Saudi Aramco and Malaysia's Petronas have approached banks to replace a short-term $8 billion loan raised earlier this year for a joint venture with long-term financing of approximately the same size, banking sources familiar with the matter said. The two state energy companies borrowed $8 billion from a large consortium of international banks in March for a refinery and petrochemical joint venture in the southern Malaysian state of Johor.
The project, Refinery and Petrochemical Integrated Development (RAPID), is a $27 billion complex located between the Malacca Strait and the South China Sea, conduits for Middle East oil and gas bound for China, Japan and South Korea. The two firms issued a request for proposals to banks last month and are now in preliminary discussions for a self-arranged loan with a maturity of more than 10 years which would replace the existing bridge borrowing, said the sources.
Aramco declined to comment. Petronas did not immediately respond to a request for comment. A group of 19 banks participated in the bridge loan, including Asian lenders and BNP Paribas, HSBC, JPMorgan, Standard Chartered, Citibank, First Abu Dhabi Bank and ING Bank.
That loan, which had a 364-day tenor and an extension option of six months, offered a margin interest rate of around 40 basis points over the London interbank offered rate (Libor), Thomson Reuters' LPC reported in March. Aramco and Petronas finalised the deal to invest in the project in March saying at the time that Aramco would supply 50 percent of the refinery's crude oil with an option of increasing it to 70 percent.
Refinery operations are set to begin in 2019, with petrochemical operations to follow 6-12 months afterwards. Aramco plans to boost investments in refining and petrochemicals to secure new markets and sees growth in chemicals as central to its downstream strategy to cut the risk of an oil demand slowdown.
Aramco is also expected to tap banks for a huge financing that would back the potential acquisition of a controlling stake in petrochemical maker SABIC, banking sources said separately. Aramco could possibly take the entire 70 percent holding owned by Saudi Arabia's sovereign wealth fund in SABIC, sources told Reuters last month.

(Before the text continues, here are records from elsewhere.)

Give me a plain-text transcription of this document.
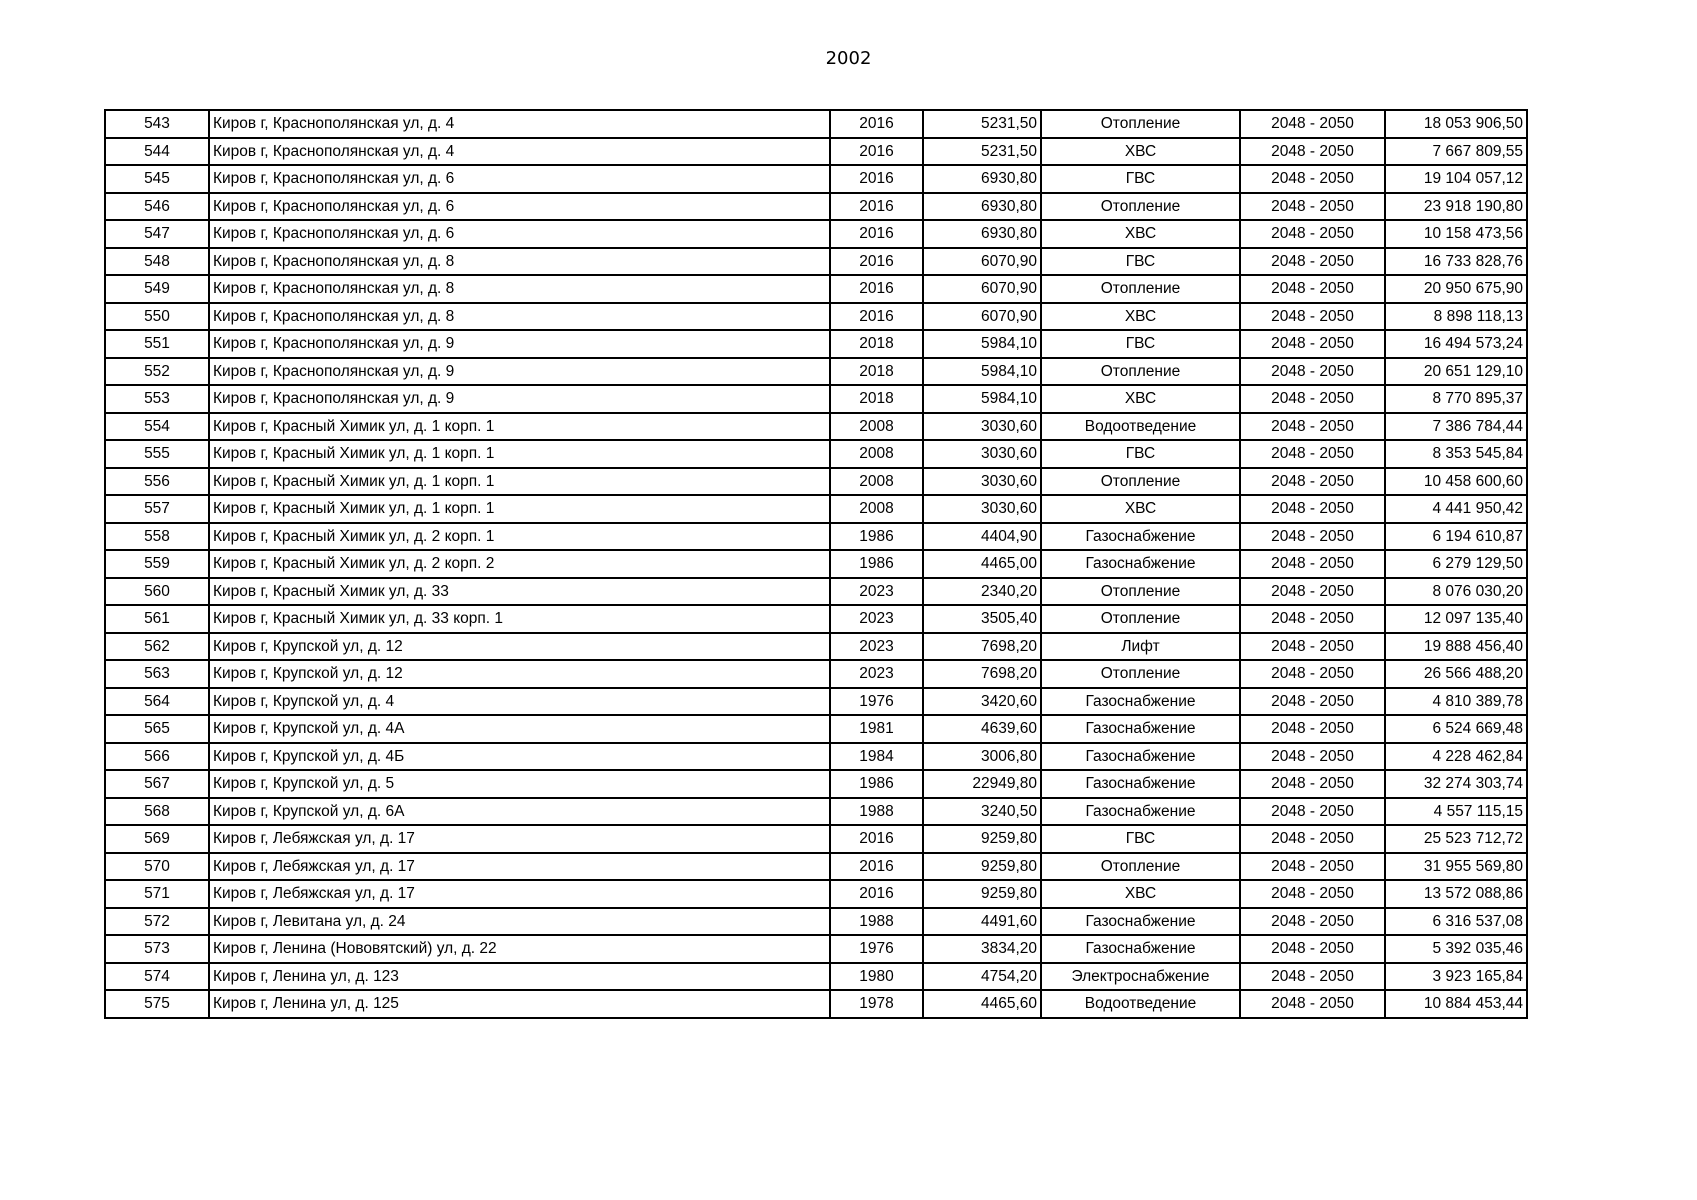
2002
543	Киров г, Краснополянская ул, д. 4	2016	5231,50	Отопление	2048 - 2050	18 053 906,50
544	Киров г, Краснополянская ул, д. 4	2016	5231,50	ХВС	2048 - 2050	7 667 809,55
545	Киров г, Краснополянская ул, д. 6	2016	6930,80	ГВС	2048 - 2050	19 104 057,12
546	Киров г, Краснополянская ул, д. 6	2016	6930,80	Отопление	2048 - 2050	23 918 190,80
547	Киров г, Краснополянская ул, д. 6	2016	6930,80	ХВС	2048 - 2050	10 158 473,56
548	Киров г, Краснополянская ул, д. 8	2016	6070,90	ГВС	2048 - 2050	16 733 828,76
549	Киров г, Краснополянская ул, д. 8	2016	6070,90	Отопление	2048 - 2050	20 950 675,90
550	Киров г, Краснополянская ул, д. 8	2016	6070,90	ХВС	2048 - 2050	8 898 118,13
551	Киров г, Краснополянская ул, д. 9	2018	5984,10	ГВС	2048 - 2050	16 494 573,24
552	Киров г, Краснополянская ул, д. 9	2018	5984,10	Отопление	2048 - 2050	20 651 129,10
553	Киров г, Краснополянская ул, д. 9	2018	5984,10	ХВС	2048 - 2050	8 770 895,37
554	Киров г, Красный Химик ул, д. 1 корп. 1	2008	3030,60	Водоотведение	2048 - 2050	7 386 784,44
555	Киров г, Красный Химик ул, д. 1 корп. 1	2008	3030,60	ГВС	2048 - 2050	8 353 545,84
556	Киров г, Красный Химик ул, д. 1 корп. 1	2008	3030,60	Отопление	2048 - 2050	10 458 600,60
557	Киров г, Красный Химик ул, д. 1 корп. 1	2008	3030,60	ХВС	2048 - 2050	4 441 950,42
558	Киров г, Красный Химик ул, д. 2 корп. 1	1986	4404,90	Газоснабжение	2048 - 2050	6 194 610,87
559	Киров г, Красный Химик ул, д. 2 корп. 2	1986	4465,00	Газоснабжение	2048 - 2050	6 279 129,50
560	Киров г, Красный Химик ул, д. 33	2023	2340,20	Отопление	2048 - 2050	8 076 030,20
561	Киров г, Красный Химик ул, д. 33 корп. 1	2023	3505,40	Отопление	2048 - 2050	12 097 135,40
562	Киров г, Крупской ул, д. 12	2023	7698,20	Лифт	2048 - 2050	19 888 456,40
563	Киров г, Крупской ул, д. 12	2023	7698,20	Отопление	2048 - 2050	26 566 488,20
564	Киров г, Крупской ул, д. 4	1976	3420,60	Газоснабжение	2048 - 2050	4 810 389,78
565	Киров г, Крупской ул, д. 4А	1981	4639,60	Газоснабжение	2048 - 2050	6 524 669,48
566	Киров г, Крупской ул, д. 4Б	1984	3006,80	Газоснабжение	2048 - 2050	4 228 462,84
567	Киров г, Крупской ул, д. 5	1986	22949,80	Газоснабжение	2048 - 2050	32 274 303,74
568	Киров г, Крупской ул, д. 6А	1988	3240,50	Газоснабжение	2048 - 2050	4 557 115,15
569	Киров г, Лебяжская ул, д. 17	2016	9259,80	ГВС	2048 - 2050	25 523 712,72
570	Киров г, Лебяжская ул, д. 17	2016	9259,80	Отопление	2048 - 2050	31 955 569,80
571	Киров г, Лебяжская ул, д. 17	2016	9259,80	ХВС	2048 - 2050	13 572 088,86
572	Киров г, Левитана ул, д. 24	1988	4491,60	Газоснабжение	2048 - 2050	6 316 537,08
573	Киров г, Ленина (Нововятский) ул, д. 22	1976	3834,20	Газоснабжение	2048 - 2050	5 392 035,46
574	Киров г, Ленина ул, д. 123	1980	4754,20	Электроснабжение	2048 - 2050	3 923 165,84
575	Киров г, Ленина ул, д. 125	1978	4465,60	Водоотведение	2048 - 2050	10 884 453,44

Bankers are weighing a number of options for the potential deal, which could go up to $70 billion, but there has been so far no formal request from Aramco, several sources familiar with the matter said. Aramco, which pumps around 10 million barrels per day (bpd) of crude oil, plans to raise its refining capacity to between 8 million and 10 million bpd, from around 5 million bpd now, and double its petrochemicals production by 2030.